Par Leonard Silva
Sept albums depuis ses début en 1996, Madeleine Peyroux, adepte de Bessie Smith et de Billie Holiday, a joué dans les rues du Quartier latin, et bourlingué à travers l’Europe, avant son retour aux States, pour nous offrir Dreamland. Rencontre d’une sensation à l’occasion de ce premier album.
Au delà de ses racines historiques et sociologiques, le blues n’a jamais cessé de se conjuguer au pluriel. Et celui de Madeleine Peyroux, mâtiné de jazz, gospel et country est une preuve supplémentaire. Le blues sort là de la case où quelques uns ont bien essayé de l’enfermer. Il s’est aussi disséminé au-delà de ses frontières traditionnelles du Deep South (Mississippi, Alabama, Louisiane, Georgie) ou de la Windy City (Chicago) pour s’exiler à New York d’où nous vient Madeleine Peyroux. La muse d’une sorte de « Travelling blues » à la sauce jazzy, qui flirte avec le gospel, la country et la chanson, est l’exemple typique d’une scène blues très peu connue qui trouve son prolongement en Europe.
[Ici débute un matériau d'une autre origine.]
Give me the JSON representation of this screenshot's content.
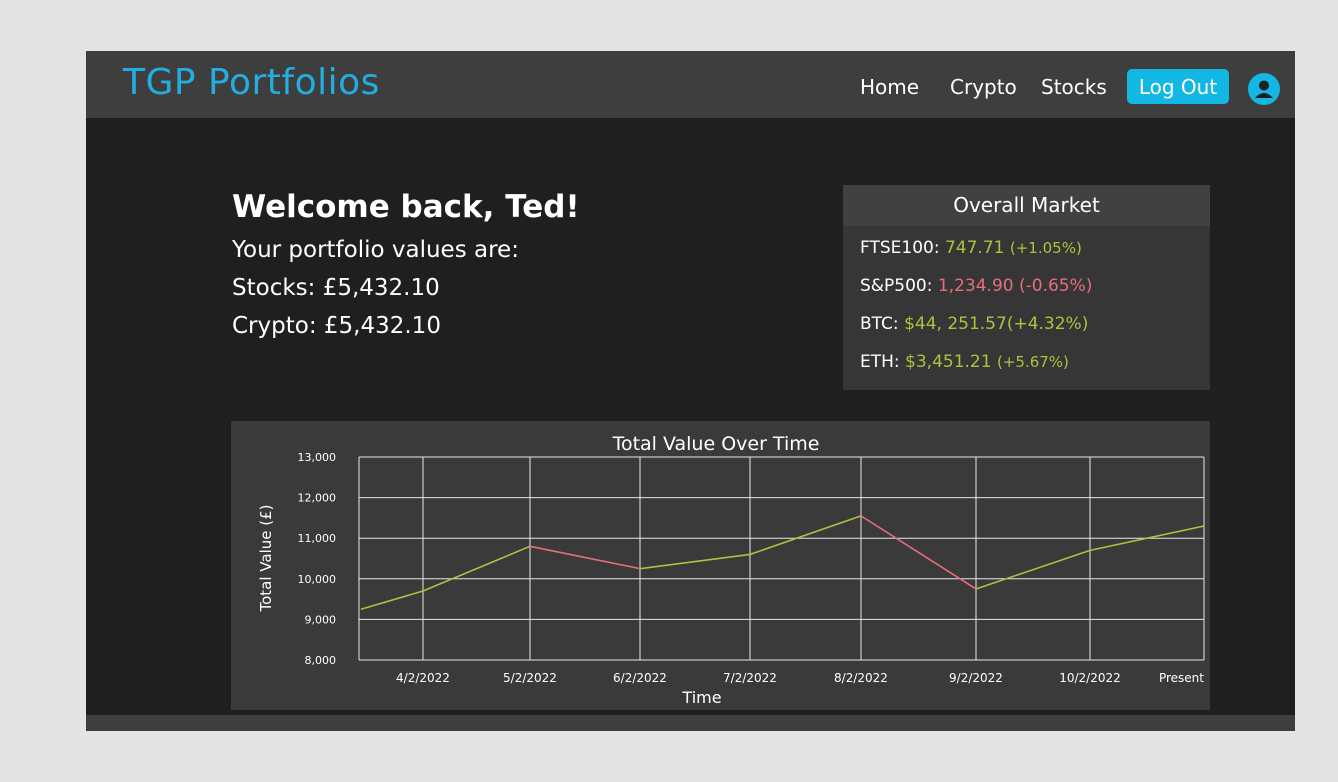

« Le blues, au même titre que le jazz, déclare Madeleine, est une musique qui trouve sa faveur auprès du public européen ; cela est certainement du à la tradition d’ouverture culturelle qui subsiste dans le vieux continent. Cela ne m’étonne pas vraiment parce que le sentiment de souffrance n’est pas l’apanage de telle ou telle catégorie d’individus ni de communautés. la souffrance est une valeur universelle… D’ailleurs, on m’a une fois demandé si pour chanter le blues il était nécessaire d’avoir eu une vie difficile. Je pense qu’au-delà des clichés accolés au blues, ce dernier est avant tout un vecteur de communication à d’autres nos sentiments personnels. Le blues doit être le fruit d’une expérience personne/le. En ce qui me concerne, lorsque je chante le blues, j’es saie d’être le plus honnête possible avec moi-même.
« La raison pour laquelle je chante le blues n’a rien à voir avec le fait d’être ou non américaine. Il s’agit pour moi de communiquer un message très personnel, un message d’espoir… au plus profond de moi-même, le blues est l’expression avec laquelle je me sens le plus en symbiose. »
Née à Athens (Brooklyn), Madeleine a vécu à Paris où elle a joué dans les rues du Quartier latin, avant de retourner aux Etats Unis. Influencée par Bessie Smith et Billie Holiday, elle est recrutée à seize ans par le Lost Wanderind Blues & Jazz Band, des bohémiens qui ont tourné à travers l’Europe en interprétant le répertoire des années 30 (Fats Waller, Billie Holiday, Ella Fitzgerald…). Cette école de la rue et de la route et l’écoute d’autres musiques ont contribué à forger la personnalité vocale de la jeune chanteuse, guitariste et compositrice dont le premier album, Dreamland, mêle sensualité et émotion. Avec son blues-bop en forme de clin d’œil à cette fin de siècle dans un « monde toujours divisé », dixit Peyroux, Madeleine nous rappelle qu’en dépit des vicissitudes de l’histoire, le blues comme d’autres formes d’art, recèle la beauté de l’espoir.
« La raison pour laquelle je chante le blues n’a rien à voir avec le fait d’être ou non américaine. Il s’agit pour moi de communiquer un message très personnel, un message d’espoir… Et même si je ne veux pas me cantonner à une seule forme d’art car je m’intéresse à d’autres disciplines, au plus profond de moi-même, le blues est l’expression avec laquelle je me sens le plus en symbiose. Il me permet de raconter une histoire, parce qu’au delà de ses préoccupations politiques et autres, l’art doit avant tout véhiculer une histoire. C’est ce que j’essaie de faire… Et cela, malgré mon nouveau statut de « recording artist » car j’ai compris lors de l’enregistrement de Dreamland que j’étais dans une autre situation. Quand je chantais dans la rue, il y avait une interaction immédiate entre les gens et moi, je veux dire par là que dans la rue, tu vis une expérience réelle, à l’opposé d’un studio où la musique est conçue pour devenir une part d’une industrie, un produit destiné à la vente ».
Madeleine Peyroux, Dreamland (Atlantic/Warner Jazz).